Official donations of £500 or more must be given by a “permissible donor” who should either be somebody listed on the UK electoral roll or a business registered at Companies House and operating in the UK.
The American firm told the Department for Digital, Culture, Media and Sport committee that under the current rules it is up to the political party to check if donations come from a permitted source.
“I think it’s still obviously the obligation of the political party concerned to make sure that any payments they are receiving are permissible,” said Richard Nash, vice president and head of global government relations at PayPal.
Senior executives from the company told MPs on the sub-committee investigating disinformation that those accepting donations through its platform can access the address of a donor but they must enable it first.
They claim the online payment service does not do this by default because of legal obligations on privacy.

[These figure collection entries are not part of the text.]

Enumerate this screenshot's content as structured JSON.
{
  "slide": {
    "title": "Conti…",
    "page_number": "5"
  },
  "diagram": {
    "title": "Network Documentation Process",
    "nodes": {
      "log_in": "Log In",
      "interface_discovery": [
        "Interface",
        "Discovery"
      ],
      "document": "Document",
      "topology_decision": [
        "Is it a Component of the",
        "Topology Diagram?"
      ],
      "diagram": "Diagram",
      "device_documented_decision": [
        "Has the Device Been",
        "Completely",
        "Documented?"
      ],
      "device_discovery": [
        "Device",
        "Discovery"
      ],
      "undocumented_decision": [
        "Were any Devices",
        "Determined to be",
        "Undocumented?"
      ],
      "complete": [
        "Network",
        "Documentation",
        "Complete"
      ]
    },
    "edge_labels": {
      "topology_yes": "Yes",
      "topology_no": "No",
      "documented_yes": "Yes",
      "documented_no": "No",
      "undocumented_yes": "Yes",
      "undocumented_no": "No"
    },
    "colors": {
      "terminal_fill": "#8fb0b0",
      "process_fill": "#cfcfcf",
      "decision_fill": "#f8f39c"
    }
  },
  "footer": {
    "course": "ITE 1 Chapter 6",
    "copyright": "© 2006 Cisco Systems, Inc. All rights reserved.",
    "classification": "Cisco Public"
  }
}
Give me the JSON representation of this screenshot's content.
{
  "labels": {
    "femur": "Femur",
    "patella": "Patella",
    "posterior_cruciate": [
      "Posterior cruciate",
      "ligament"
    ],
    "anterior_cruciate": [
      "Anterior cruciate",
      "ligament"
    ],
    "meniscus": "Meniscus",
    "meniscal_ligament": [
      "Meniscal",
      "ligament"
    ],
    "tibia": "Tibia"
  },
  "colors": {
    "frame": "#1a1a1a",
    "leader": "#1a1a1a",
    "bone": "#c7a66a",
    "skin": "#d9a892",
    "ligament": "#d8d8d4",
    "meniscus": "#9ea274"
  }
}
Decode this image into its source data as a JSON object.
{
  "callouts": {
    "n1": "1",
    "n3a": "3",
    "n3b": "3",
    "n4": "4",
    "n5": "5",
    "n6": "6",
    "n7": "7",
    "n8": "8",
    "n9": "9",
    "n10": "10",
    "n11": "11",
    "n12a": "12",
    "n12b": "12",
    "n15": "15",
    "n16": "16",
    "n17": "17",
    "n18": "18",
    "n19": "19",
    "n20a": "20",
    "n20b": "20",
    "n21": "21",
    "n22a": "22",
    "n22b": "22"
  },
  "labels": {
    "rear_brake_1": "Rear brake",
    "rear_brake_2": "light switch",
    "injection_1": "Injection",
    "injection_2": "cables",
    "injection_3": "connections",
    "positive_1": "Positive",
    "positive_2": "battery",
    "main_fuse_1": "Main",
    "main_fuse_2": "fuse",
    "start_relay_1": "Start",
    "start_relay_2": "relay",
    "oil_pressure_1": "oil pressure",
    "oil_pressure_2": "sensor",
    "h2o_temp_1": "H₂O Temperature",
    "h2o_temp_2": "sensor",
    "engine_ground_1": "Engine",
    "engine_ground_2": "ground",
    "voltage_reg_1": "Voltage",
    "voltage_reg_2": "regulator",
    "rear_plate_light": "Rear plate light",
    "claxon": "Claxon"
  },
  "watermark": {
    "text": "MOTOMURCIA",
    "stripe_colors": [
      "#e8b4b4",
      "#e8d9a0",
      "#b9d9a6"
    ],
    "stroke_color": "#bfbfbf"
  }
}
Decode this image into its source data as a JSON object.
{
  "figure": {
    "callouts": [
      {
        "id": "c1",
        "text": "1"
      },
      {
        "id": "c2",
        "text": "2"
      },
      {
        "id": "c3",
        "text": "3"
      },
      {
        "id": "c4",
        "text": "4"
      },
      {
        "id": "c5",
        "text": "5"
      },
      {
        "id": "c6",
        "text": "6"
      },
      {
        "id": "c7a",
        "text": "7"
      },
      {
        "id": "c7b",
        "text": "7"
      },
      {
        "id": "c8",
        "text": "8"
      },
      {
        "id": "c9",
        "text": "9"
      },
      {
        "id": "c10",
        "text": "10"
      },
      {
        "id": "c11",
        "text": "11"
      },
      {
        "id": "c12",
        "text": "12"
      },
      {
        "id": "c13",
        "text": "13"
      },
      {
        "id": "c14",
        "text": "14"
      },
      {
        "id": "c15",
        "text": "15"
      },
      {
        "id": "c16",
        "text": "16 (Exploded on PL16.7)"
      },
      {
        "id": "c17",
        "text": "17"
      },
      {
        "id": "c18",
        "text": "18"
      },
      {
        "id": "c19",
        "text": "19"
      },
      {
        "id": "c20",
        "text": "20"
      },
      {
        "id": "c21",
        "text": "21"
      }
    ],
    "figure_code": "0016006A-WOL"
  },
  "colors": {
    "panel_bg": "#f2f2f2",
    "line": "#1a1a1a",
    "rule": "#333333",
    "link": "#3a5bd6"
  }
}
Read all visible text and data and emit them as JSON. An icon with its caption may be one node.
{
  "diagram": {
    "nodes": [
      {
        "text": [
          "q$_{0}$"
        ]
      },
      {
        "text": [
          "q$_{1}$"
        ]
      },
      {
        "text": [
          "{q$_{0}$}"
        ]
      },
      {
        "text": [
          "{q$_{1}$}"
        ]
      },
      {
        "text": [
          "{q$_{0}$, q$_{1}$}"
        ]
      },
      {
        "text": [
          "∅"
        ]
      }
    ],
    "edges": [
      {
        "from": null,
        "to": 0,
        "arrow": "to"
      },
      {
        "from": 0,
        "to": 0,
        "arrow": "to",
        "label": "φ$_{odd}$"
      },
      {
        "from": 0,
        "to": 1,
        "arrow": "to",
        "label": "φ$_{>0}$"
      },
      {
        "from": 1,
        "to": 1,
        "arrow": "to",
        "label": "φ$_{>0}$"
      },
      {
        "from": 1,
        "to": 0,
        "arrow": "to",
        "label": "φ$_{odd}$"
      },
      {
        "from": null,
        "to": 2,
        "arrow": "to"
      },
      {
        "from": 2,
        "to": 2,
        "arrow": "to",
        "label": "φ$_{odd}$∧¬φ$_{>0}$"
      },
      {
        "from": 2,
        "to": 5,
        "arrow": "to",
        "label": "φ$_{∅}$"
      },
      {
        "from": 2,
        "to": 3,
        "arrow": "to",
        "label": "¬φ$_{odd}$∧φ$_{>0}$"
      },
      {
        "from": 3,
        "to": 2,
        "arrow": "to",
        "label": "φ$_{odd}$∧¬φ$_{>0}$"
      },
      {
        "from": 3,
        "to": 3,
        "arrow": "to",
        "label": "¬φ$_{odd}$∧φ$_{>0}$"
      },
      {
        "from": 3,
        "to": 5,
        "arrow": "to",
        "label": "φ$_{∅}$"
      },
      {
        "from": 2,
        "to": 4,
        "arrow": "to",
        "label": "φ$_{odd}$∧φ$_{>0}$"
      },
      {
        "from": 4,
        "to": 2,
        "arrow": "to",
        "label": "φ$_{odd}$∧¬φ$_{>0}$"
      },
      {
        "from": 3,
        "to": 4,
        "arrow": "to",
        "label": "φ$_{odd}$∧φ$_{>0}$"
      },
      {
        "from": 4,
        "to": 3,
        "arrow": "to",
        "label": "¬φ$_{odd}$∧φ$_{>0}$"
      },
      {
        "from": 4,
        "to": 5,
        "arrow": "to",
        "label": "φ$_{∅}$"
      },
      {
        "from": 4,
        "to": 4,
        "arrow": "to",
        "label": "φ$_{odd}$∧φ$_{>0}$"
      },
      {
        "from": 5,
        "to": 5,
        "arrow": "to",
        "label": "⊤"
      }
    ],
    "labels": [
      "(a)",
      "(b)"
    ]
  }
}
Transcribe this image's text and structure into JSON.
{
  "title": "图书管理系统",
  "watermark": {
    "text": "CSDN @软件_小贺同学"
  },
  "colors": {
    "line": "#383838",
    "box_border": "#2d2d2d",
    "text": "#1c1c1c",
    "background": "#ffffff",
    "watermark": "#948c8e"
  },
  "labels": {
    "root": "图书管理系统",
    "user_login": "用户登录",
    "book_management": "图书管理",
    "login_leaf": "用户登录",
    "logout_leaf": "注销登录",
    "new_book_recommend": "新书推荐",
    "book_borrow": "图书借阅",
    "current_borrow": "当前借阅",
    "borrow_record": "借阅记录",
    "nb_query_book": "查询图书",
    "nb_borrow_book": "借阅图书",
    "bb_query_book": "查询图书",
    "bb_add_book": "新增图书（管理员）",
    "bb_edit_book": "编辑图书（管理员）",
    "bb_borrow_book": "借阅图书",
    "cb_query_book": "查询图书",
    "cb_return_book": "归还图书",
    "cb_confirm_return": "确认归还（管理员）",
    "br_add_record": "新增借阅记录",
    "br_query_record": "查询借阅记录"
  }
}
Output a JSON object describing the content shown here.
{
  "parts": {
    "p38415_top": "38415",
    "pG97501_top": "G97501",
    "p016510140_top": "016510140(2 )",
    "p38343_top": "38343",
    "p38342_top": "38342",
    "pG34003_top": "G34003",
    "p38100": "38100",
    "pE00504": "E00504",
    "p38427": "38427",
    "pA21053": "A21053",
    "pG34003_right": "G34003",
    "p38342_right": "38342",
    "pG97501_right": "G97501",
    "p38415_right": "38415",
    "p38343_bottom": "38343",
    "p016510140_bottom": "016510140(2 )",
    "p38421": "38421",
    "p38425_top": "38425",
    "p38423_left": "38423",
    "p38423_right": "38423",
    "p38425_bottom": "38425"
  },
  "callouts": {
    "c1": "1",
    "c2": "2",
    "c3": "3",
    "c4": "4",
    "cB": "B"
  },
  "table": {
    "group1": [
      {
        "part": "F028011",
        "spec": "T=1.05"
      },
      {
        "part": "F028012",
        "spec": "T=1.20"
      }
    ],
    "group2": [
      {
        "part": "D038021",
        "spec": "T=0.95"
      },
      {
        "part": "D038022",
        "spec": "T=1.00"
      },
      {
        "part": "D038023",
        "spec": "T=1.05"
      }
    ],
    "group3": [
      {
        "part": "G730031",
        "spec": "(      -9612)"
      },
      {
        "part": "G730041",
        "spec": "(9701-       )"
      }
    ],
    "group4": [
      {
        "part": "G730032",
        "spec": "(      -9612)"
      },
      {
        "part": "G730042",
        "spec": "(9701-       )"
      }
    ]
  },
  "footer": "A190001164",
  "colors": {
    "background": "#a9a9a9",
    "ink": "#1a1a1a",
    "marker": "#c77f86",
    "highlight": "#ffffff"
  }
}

“Data privacy principles require that we don’t automatically push too much information… you’re not meant to show more information than is requested or required,” said Eva Gustavsson, director of government relations for PayPal in Europe, the Middle East and Africa.
Ian Lucas, who is standing down as Labour MP for Wrexham in the upcoming General Election, said responsibility should fall on platform providers like PayPal as well as political parties.
“It seems from what you’re saying that I can receive payments through PayPal, and although I may be breaking the law in my political party, you don’t seem to think you have any responsibility in this area, you seem to think it’s all the responsibility of the political party,” he said.
PayPal, which processes 27 million transactions every day, says it uses a number of checking systems to look for suspicious activity.